You actually just multiply the MTFs, not convolve them The way to
think about it is that each component of the system acts like a filter.
The input can be thought of as a 'sum' spatial frequencies (via a
Fourier transform) arising from the different levels of detail in the
scene. The filter acts differently on different frequencies. So for
example, the response at 50 lp/mm might be to reduce intensity to 80
percent in one component and by 60 percent in another. The combined
reduction at 50 lp/mm would be by 80 percent x 60 percent = 48 percent.
Any detail lying mainly at 50 lp/mm would be reduced in intensity by
that amount. And this would happen at every frequency. Convolution is
also involved, but it is a bit difficult to explain why. Multiplication
of MTFs makes quite a lot of sense intuitively.

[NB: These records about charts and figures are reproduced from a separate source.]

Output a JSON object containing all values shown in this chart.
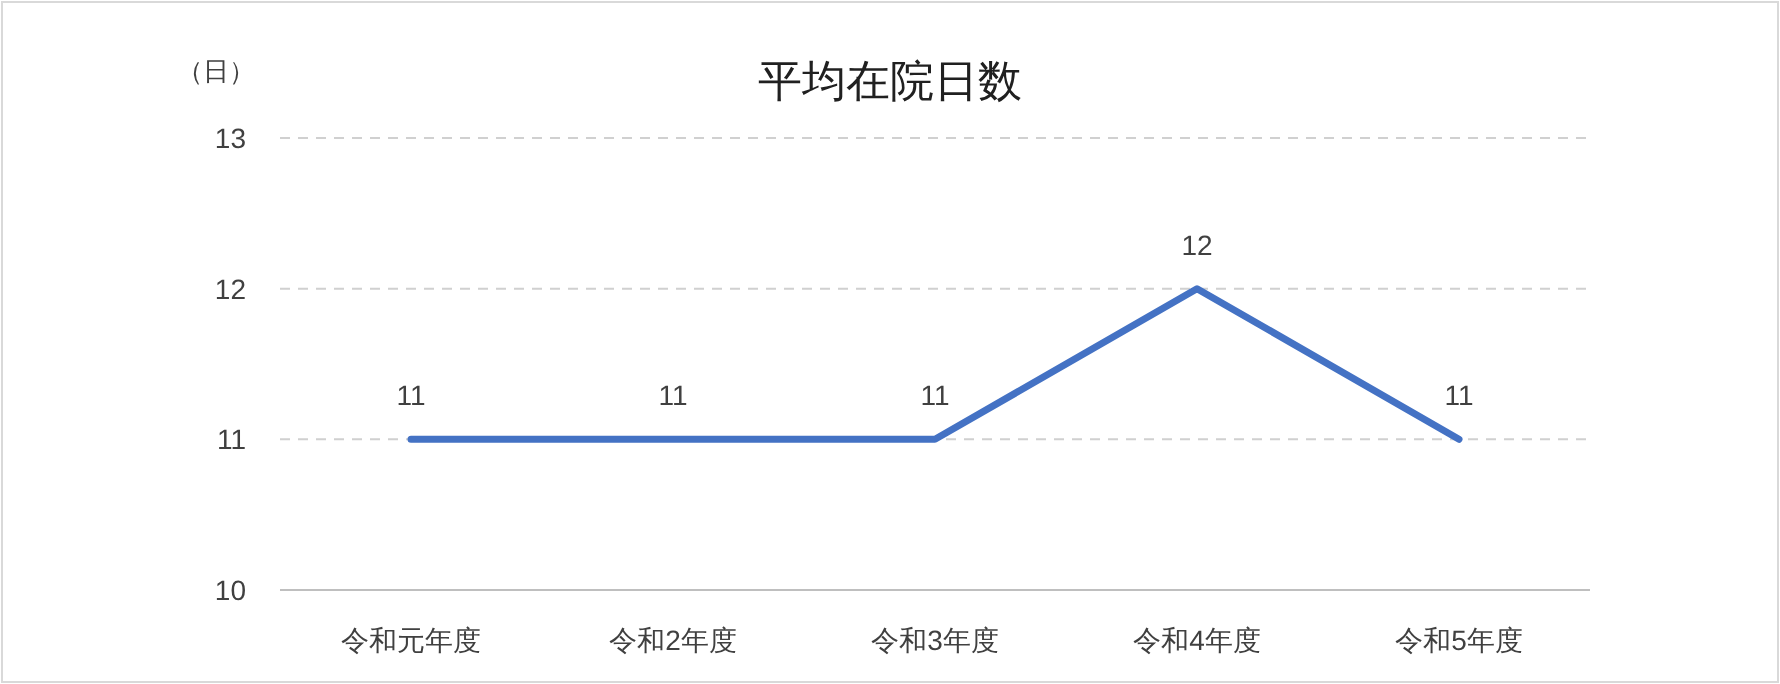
{
  "chart_data": {
    "type": "line",
    "title": "平均在院日数",
    "ylabel": "（日）",
    "categories": [
      "令和元年度",
      "令和2年度",
      "令和3年度",
      "令和4年度",
      "令和5年度"
    ],
    "series": [
      {
        "color": "#4472c4",
        "values": [
          11,
          11,
          11,
          12,
          11
        ]
      }
    ],
    "ylim": [
      10,
      13
    ],
    "yticks": [
      10,
      11,
      12,
      13
    ],
    "grid": "y",
    "data_labels": true,
    "marker": "none",
    "line_style": "solid"
  }
}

but this is a point I haven´t reached yet and so I´ve no
idea how to do that. But: Shouldn´t both equations mentioned by now
give roughly the same result? Or, asked the other way around, is my
calculation faulty because it´s off by more than 20 lp/mm in regard to
Leonard´s?


The point is that neither method has any good conceptual or theoretical
basis. The closest you can come is to talk about circles confusion and
what you do with them, but that is considered a limited and generally
faulty approach since it doesn't really describe the physics of what is
happening. The reason they are so different is that neither really has
any justification and are just used as rough rules of thumb. You are
going to miss some important facts about what your system is doing to
input if you use either. So use the one that seems to give you results
that are consistent with your experience. If you use the straight
reciprocal rule, you at least will get a plausible lower bound for how
bad it might be, but in fact the actual performance might be better.


Gregory Wool